Hallo, vielen Dank für eure Vorschläge...es gibt auch ein Handy mit den im Preis von 269€, ich kann mal die Tests nochmal lesen..ach noch was Videos möchte ich auch aufnehmen...das sollte dann nicht so komisch knistern... Beispiel im Fussball-Stadion ist es ja laut  und bei HTC ist es meistens so das Problem mit den Sound... aber ich schau ja jetzt mal den Test an und melde mich gleich zurück...in der Zeit könnt ihr mir sagen ob das gut ist das Xperia Neo.

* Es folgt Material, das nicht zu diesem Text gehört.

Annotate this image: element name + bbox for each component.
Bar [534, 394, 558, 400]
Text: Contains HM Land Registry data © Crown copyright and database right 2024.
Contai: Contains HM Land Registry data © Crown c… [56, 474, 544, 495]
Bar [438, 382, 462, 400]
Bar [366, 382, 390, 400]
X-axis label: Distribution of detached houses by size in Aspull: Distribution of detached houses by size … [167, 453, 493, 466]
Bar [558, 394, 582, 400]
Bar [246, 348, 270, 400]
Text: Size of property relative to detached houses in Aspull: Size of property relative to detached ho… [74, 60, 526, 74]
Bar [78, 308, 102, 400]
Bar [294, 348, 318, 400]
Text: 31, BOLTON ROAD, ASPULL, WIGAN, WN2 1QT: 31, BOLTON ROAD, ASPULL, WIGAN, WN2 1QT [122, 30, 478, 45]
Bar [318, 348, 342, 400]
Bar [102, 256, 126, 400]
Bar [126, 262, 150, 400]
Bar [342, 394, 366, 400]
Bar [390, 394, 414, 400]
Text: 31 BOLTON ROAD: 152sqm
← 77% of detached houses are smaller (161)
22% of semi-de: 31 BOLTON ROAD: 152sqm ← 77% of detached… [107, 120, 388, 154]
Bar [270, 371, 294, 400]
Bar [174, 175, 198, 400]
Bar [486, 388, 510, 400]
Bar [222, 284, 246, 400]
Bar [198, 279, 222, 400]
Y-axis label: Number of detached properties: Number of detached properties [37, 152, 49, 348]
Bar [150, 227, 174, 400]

@ Henry1694, auch bei dir vielen Dank für den Vorschlag, schau ich mir jetzt mal an. 

Mit freundlichen Grüßen Jeronimos

So, ich würde dann eher das HTC Evo 3d kaufen...Kamera und Ton hat mir gut gefallen auch die Qualität...beim HTC Desire S war die Qualität gut des Videos aber der Ton war nicht gut...beim Nexus ist es für mich ehrlich gesagt zu groß... vielen Dank für eure Beratung.

Mit freundlichen Grüßen Jeronimos

So, mittlerweile übelege ich noch zwischen dem Sony Ericsson Xperia Neo und dem HTC Evo 3D...nur der HTC hat 3D und 3D brauche ich nicht, habe egrade ein Vidoe gesehen...da spinnten meine Augen...also was würdet ihr meinen? Welches sollte ich nehmen? Beim XPeria Neo wenn man ran zoomt wird es pixelig beim HTC Evo 3D weiß ich nicht..das sieht so alles scharf aus..gefällt mir...weiß einer ob es beim Filmen auch pixelig wird wie bei Sony Ericsson Xperia Neo?

Danke schonmal,

Mit freundlichen Grüßen Jeronimos


----------



## Henry1694 (15. April 2012)

Das Nexus ist zu groß ? das Nexus ist kleiner als HTC Evo 3D und hat besseren Akku ! und sagen wir mal besseres Android

edit: Samsung Google Nexus S I9023 mit Branding | Geizhals Deutschland

Google Nexus S (Samsung I9023) - Preisvergleich (Preis ab € 282,03) - Handy ohne Vertrag


----------



## jeronimos (15. April 2012)

Okay, sorry, das sah vom Bild her groß aus... ich schau mal...


----------



## Soldat0815 (15. April 2012)

Zommen sollte man bei den Handycams nie da das nur ein digitaler Zomm ist und kein Optischer.
Wenn du das 3d nicht magst brauchst es einfach nicht nutzen. 
Seh es einfach als Gratisgimmik ob du es brauchst oder nicht ist doch sch... egal aber für 269€ bekommt man einfach nix besseres was annähernd gleichwertiges gibt es erst weit über 300€ und heist Sensation.


----------



## Henry1694 (15. April 2012)

ihr unterschätzt das Nexus S ich finde das mein Nexus S schneller ist als das HTC Evo 3D läuft einfach flüssiger


----------



## jeronimos (15. April 2012)

@Soldat0815, Danke, dass wusste ich nicht. Okay, dann weiß ich jetzt bescheid.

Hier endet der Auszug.